April 26, 2018
The situation in the Middle East, including the Palestinian Question

Statement of H.E. Archbishop Bernardito Auza
Apostolic Nuncio and Permanent Observer of the Holy See to the
United Nations

Security Council Open Debate on
The situation in the Middle East, including the Palestinian question

New York, 26 April 2018


Mr. President,

The Holy See thanks the presidency of Peru for convening this quarterly debate on the Middle East, including the Palestinian question.

The situation in the Middle East remains a matter of grave concern for international peace and security. Issues ranging from the Israeli-Palestinian conflict to the crises in Syria and Yemen have dominated much of our discussion in the Security Council over recent years. The combined effects of long-standing and unresolved disputes have been threatening to destabilize the whole region, with enormous consequences for international peace and security: the challenges of governance; the youth bulge and high rates of unemployment; the collapse of State institutions; the violation of human rights and international humanitarian law; sectarian strife; geopolitical rivalry; the threat of terrorism and violent extremism; the proliferation of weapons of mass destruction, including the use of chemical weapons; a massive influx of refugees and migrants; and humanitarian crises.

Mr. President,

The humanitarian situation in Syria remains marked by unparalleled suffering, destruction and disregard for human life. As Pope Francis said last week, “There is no good war or bad war”. He appealed to political and military leaders to “choose another path, that of negotiations, which is the only one that can bring about peace and not death and destruction.” [1]
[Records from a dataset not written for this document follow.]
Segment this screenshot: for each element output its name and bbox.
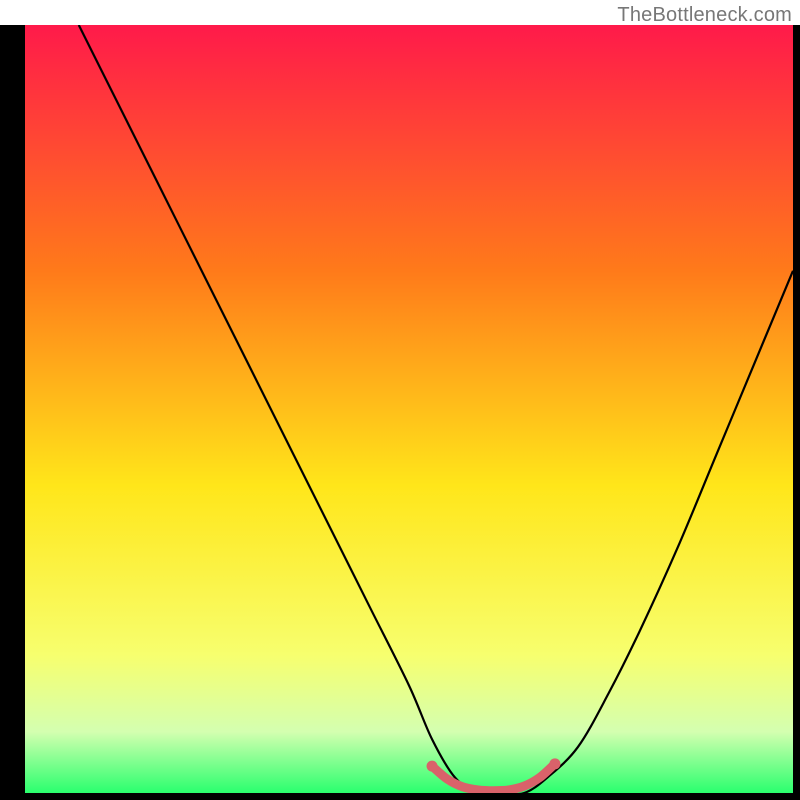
chart-container: TheBottleneck.com [0,0,800,800]
gradient-background [25,25,793,793]
frame-bottom [0,793,800,800]
frame-right [793,25,800,800]
bottleneck-chart [0,0,800,800]
frame-left [0,25,25,800]
watermark-text: TheBottleneck.com [617,4,792,27]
The lives of millions of Yemenis have been devastated by what the Secretary-General has rightly called “a stupid war.” The events in Yemen have been labelled as the world’s largest humanitarian catastrophe and it is entirely man-made. The international community must give much greater attention to this conflict, where civilians are paying a huge price in a senseless war that has been overshadowed by other conflicts in the region.
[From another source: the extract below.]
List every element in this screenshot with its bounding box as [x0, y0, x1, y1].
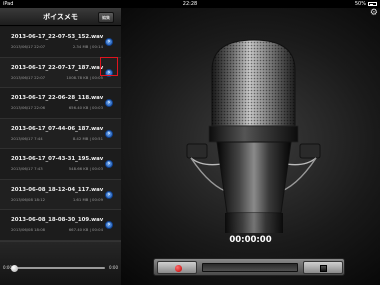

Regarding the Israeli-Palestinian conflict, the Holy See joins with the great majority of the Delegations here today to reiterate its strong support for the Two-State solution as the only viable way of fulfilling the aspirations for peaceful co-existence among Israelis and Palestinians alike. Every Israeli and Palestinian has the right to live in peace and security. What is needed now is a renewed commitment for negotiations toward a Two-State solution. To have the best chance of success, peace talks must take place in an atmosphere free from violence. The ongoing violence simply underlines how overdue a just and lasting resolution is.
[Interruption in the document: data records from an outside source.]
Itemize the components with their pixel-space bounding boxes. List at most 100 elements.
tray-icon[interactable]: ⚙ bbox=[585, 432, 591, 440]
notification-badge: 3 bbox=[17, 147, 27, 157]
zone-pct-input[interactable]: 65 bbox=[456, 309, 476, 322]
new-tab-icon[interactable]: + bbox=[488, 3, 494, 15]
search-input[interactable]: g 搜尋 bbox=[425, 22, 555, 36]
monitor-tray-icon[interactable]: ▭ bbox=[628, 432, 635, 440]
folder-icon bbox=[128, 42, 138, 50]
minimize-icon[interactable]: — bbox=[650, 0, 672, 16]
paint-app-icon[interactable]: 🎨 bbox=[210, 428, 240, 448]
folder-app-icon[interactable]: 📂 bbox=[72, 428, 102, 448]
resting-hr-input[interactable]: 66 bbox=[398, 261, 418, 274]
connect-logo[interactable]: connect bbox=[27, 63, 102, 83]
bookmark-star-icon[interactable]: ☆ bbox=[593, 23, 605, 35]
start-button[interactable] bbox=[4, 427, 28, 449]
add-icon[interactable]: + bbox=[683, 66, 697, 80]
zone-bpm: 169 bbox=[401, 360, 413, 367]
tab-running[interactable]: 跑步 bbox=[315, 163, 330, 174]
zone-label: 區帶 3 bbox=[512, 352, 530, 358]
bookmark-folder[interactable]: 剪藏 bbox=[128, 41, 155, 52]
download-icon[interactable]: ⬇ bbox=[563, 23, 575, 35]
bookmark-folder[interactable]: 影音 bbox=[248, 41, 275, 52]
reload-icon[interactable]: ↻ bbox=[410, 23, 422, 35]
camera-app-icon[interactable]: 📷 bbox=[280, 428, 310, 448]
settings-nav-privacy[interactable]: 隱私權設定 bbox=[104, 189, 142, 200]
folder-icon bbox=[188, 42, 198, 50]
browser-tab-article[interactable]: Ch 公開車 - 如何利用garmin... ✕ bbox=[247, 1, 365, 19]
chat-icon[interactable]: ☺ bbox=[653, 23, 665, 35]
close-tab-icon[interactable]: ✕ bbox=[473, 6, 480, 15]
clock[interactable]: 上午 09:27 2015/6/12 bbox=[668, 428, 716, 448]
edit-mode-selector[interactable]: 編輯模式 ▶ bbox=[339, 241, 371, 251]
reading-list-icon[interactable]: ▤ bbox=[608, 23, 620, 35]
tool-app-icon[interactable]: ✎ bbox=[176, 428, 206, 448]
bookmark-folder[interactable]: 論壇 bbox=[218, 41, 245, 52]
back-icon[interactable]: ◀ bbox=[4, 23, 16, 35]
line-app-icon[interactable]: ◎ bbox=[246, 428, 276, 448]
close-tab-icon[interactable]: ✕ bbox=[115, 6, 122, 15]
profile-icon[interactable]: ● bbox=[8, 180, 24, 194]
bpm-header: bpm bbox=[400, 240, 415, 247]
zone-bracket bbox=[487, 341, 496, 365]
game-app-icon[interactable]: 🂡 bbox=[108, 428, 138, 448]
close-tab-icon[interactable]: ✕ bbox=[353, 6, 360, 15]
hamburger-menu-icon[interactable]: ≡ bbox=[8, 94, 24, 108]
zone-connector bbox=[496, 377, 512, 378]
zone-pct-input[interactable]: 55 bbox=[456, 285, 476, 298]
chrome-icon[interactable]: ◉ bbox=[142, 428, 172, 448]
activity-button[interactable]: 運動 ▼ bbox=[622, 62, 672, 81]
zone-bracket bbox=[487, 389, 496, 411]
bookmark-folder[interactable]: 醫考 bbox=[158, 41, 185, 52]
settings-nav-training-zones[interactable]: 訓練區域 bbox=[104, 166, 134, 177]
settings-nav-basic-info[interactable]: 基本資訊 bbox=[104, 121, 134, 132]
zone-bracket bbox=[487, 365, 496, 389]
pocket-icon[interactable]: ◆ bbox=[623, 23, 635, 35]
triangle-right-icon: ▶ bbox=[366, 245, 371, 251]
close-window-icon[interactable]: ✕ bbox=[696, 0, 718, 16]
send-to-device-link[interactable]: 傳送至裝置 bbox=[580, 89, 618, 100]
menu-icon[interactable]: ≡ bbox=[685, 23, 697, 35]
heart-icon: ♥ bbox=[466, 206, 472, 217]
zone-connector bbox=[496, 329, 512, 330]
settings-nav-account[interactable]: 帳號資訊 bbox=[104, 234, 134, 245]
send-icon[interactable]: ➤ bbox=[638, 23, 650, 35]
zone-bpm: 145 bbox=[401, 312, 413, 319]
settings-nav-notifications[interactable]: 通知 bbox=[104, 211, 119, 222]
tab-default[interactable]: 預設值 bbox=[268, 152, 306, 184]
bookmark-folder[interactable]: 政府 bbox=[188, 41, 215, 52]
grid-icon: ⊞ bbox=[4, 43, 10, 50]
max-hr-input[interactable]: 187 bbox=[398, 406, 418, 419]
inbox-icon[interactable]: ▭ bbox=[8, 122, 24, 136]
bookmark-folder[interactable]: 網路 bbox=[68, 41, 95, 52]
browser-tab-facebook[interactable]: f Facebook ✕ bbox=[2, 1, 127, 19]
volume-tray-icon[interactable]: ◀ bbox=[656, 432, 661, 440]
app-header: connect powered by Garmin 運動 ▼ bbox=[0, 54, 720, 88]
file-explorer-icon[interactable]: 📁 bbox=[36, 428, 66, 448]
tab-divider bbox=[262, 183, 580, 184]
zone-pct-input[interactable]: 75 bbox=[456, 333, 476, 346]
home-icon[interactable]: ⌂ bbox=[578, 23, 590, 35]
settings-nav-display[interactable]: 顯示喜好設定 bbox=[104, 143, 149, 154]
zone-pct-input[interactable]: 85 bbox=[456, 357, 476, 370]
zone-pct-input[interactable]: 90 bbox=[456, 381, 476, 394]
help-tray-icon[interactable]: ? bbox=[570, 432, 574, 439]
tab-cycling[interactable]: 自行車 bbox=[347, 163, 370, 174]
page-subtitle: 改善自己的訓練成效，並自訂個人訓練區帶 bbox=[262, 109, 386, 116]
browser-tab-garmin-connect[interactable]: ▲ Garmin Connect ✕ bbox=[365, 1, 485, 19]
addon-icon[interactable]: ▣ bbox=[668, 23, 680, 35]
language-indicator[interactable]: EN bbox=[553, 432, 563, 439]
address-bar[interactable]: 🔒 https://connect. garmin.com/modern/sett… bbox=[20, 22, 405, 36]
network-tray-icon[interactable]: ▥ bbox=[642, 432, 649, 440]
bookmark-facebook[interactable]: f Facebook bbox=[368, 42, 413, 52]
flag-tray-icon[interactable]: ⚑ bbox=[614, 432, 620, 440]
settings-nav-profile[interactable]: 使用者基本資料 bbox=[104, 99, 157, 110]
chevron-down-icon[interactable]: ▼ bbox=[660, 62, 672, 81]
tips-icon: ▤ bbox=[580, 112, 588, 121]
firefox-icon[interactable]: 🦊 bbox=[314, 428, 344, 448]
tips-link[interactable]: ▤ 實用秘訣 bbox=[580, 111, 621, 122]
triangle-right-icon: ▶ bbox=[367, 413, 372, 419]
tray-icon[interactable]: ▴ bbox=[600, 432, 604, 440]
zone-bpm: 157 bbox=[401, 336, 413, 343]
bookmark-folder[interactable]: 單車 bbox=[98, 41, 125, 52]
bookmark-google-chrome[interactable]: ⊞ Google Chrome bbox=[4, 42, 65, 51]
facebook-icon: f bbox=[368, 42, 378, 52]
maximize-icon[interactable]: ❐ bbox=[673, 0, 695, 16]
Concerning Jerusalem, the Holy See would like to recall once more the obligation of all Nations to respect the historical status quo of the Holy City, in accordance with the relevant UN Resolutions. Only an internationally guaranteed status can preserve Jerusalem’s unique character.

Mr. President,

This bleak picture of the region leads my Delegation to renew the appeal of Pope Francis,  who, while considering the responsibility of the UN Security Council to search for a unified and effective response for a lasting peace in Syria and in other regions of the world, encouraged, “all those with political responsibility so that justice and peace may prevail”.[2] In this regard, the Security Council remains a key actor in ensuring that all such efforts will be guided by applicable international law. The sheer range and scope of the challenges we face should galvanize all those who value peace and human rights to resolute action, so that those most affected by conflict and insecurity will not be left behind.

Thank you, Mr. President.

1. Pope Francis, Address after the Regina Coeli, St. Peter’s Square Rome, 8 April 2018.
2. Pope Francis, Address after the Regina Coeli, St. Peter’s Square Rome, 15 April 2018.